Tamika Walker Kelly, president of the North Carolina Association of Educators, called the 1.5% annual raises "pitiful." 

The Senate's 426-page budget measure marks the next step in passing a budget, which is usually the most substantial legislation approved each year. The House likely will pass its own version next month, followed by negotiations between the two chambers on a final plan that will go to Cooper's desk.

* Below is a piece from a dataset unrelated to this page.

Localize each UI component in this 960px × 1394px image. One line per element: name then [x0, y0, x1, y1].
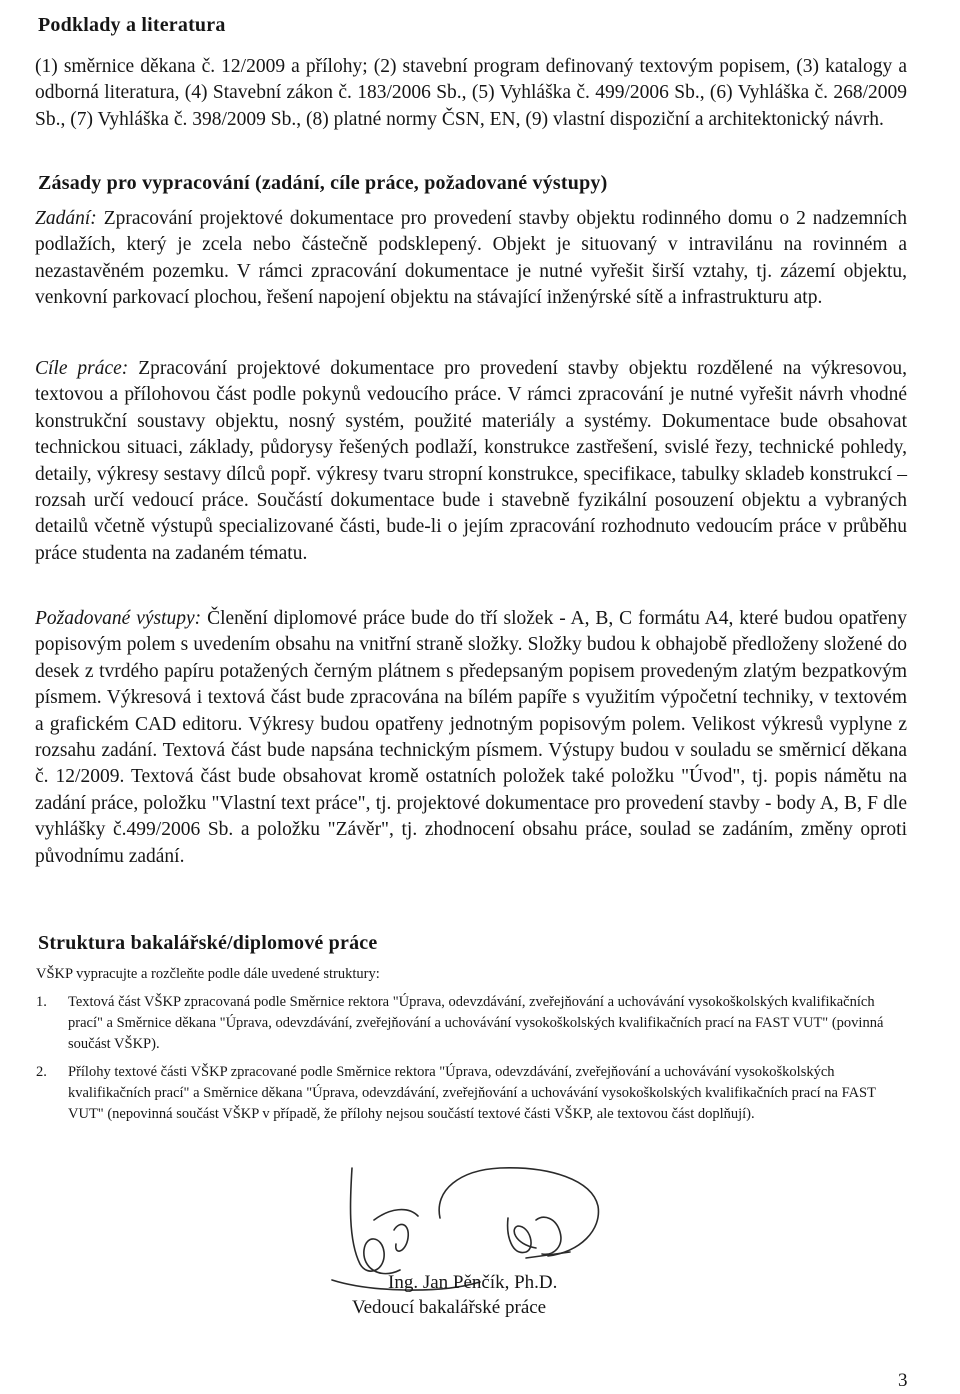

No such comprehensive bill was approved in 2019 or 2020 as Cooper and Republican legislators got stuck following a Cooper veto. Legislators and Cooper have talked up finding more consensus this year.

"This is not going to be the final budget," Berger said about Monday's proposal. 

Cooper said in a news release that "real budget negotiations" are needed because for a shared economic recovery "we must invest in education, health care, child care and tax cuts for those who need it, not tax breaks for corporations and people making more than $200,000 per year."

The budget bill also decides how $5.1 billion more federal coronavirus relief funds will be spent. There would be $1 billion in cumulative grants to businesses and nonprofits that struggled during the pandemic, $1 billion for local water and sewer projects and $700 million to expand rural broadband. Federal funds also are being spent for $1,500 bonuses to health workers who worked with COVID-19 patients.

The bill would provide Medicaid benefits for new mothers until 12 months after delivery, compared to 60 days. As previously announced, Republicans won't try to expand Medicaid to cover more adults through the 2010 federal health care law, which Cooper has sought for years. 

The proposal also would create a new Cabinet-level Department of Adult Correction, breaking it out of the Department of Public Safety. There was a stand-alone correction agency until 2012.